The BJC class action lawsuit alleges that BJC failed to properly pay employees for all time worked through its time recording policies and failed to pay overtime compensation to employees working over forty hours per week.

BJC’s timekeeping rounds down the amount of time employees work to the nearest quarter hour, despite having the exact times employees clocked into work and having computerized documentation of exact work times. This practice deprived employees of pay for compensable work time in violation of established work time regulations.

BJC automatically deducts time for meal breaks resulting in employees, such as nurses, not being paid for time actually worked. The lawsuit alleges that BJC knew that its employees, such as nurses, worked during the automatically deducted break time and as a custom and practice failed to pay employees for such compensable work.

The lawsuit also alleges that BJC failed to properly compensate employees for shift differential bonuses and pay overtime compensation at statutorily required rates of pay.

Top Settlements

A sweet ending for Hershey employees? Seems that way—if a preliminary $500,000 settlement gets the green light. The preliminary settlement has just been approved in a California unpaid overtime and wage and hour class action lawsuit pending against Hershey.

The Hershey lawsuit alleges that the class members are owed wages including unpaid overtime and minimum wage pursuant to several sections of the California labor law and are owed premium pay for missed meal and rest periods also pursuant to various Labor Code sections. The lawsuit further claims that the class is entitled to “waiting time” penalties, and penalties for non-compliant wage statements and payroll records pursuant to various Labor Code sections, and that they are entitled to reimbursement for business expenses.

The lawsuit is brought by Shelley Rodrigues on behalf of herself and other similarly situated who were or are employed as retail sales merchandisers, as well as all other current and former hourly-paid or non-exempt merchandisers or person who held similar job titles and/or performed similar job duties in California.

The settlement class is defined as all current and former hourly part-time retail sales merchandisers employed by the Hershey Company in California at any time between July 23, 2008 and June 3, 2013, the Class Period.

Time for Honda to Feel the Burn? This is a biggie…Honda looks as if it’s ready to pony up some cash over a defective automobile class action lawsuit pending against it. The Japanese automaker was sued over allegations it made over 1.59 million vehicles that burn oil excessively and also require frequent spark plug replacements. That’s convenient.

The Honda lawsuit, filed in March 2012, alleges the Honda vehicles had a “systematic design defect that enables oil to enter into the engine’s combustion chamber.” The alleged defect led to “premature spark plug degradation and engine malfunction,” court documents state.

The lawsuit claims that Honda was aware of the problem but failed to notify consumers, allegations Honda denies, despite having issued a technical service bulletin notifying its technicians to check for the defect.
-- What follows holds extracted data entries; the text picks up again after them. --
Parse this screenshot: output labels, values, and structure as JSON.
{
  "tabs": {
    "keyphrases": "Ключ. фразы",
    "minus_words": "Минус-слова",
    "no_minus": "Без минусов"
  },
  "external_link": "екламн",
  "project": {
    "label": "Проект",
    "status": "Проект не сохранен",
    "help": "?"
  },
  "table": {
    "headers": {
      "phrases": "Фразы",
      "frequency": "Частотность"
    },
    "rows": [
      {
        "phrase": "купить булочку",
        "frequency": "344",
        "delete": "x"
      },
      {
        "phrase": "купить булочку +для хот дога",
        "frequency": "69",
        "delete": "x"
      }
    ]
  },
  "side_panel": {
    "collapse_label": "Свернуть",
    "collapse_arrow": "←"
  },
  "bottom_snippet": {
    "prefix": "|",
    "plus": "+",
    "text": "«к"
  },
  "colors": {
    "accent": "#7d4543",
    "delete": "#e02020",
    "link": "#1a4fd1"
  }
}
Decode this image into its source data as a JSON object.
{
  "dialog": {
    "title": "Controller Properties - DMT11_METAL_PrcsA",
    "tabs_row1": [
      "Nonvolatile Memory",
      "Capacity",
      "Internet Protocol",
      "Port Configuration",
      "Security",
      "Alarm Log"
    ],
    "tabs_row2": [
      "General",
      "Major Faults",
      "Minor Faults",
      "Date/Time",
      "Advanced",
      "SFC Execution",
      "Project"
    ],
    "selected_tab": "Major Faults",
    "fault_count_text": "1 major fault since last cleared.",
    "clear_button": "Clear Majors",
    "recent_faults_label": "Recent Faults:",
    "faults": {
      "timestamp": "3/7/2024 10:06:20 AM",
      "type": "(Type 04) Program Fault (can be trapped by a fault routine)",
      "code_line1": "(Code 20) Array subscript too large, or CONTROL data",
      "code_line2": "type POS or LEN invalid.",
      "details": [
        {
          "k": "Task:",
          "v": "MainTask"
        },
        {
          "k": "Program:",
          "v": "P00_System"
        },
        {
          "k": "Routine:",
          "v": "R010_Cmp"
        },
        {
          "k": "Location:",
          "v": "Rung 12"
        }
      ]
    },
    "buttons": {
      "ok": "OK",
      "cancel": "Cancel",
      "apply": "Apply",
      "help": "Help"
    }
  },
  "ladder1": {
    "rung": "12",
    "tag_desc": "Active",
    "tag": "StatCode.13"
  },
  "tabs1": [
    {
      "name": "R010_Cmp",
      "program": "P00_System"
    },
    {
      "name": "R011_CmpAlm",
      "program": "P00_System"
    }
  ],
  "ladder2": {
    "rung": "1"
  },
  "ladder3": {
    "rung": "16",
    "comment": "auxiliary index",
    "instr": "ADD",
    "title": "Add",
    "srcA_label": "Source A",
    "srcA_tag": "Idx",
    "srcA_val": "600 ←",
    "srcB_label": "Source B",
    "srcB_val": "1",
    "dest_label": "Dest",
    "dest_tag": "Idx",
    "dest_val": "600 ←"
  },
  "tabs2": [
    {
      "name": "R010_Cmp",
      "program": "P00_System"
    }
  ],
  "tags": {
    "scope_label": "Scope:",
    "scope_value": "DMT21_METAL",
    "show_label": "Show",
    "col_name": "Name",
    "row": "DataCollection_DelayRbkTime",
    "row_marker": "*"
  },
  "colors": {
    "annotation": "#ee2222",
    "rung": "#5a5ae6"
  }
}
The auto maker did not issue a recall because a safety issue was not discovered.

The preliminary Honda class action settlement includes all US purchasers and lessees of 2008-12 Accord, 2008-13 Odyssey, 2009-13 Pilot, 2010-11 Accord Crosstour and 2012 Crosstour vehicles equipped with six-cylinder engines that have variable cylinder management. Accord vehicles with four-cylinder engines are not included in the settlement.

Settlement terms include Honda extending the powertrain limited warranty for up to eight years after the original sale or lease of the vehicle. The preliminary settlement approval was given October 9, 2013, and the final fairness hearing is scheduled for March 21, 2014.

Ok Folks, That’s all for this week. Have a good one—see you at the bar!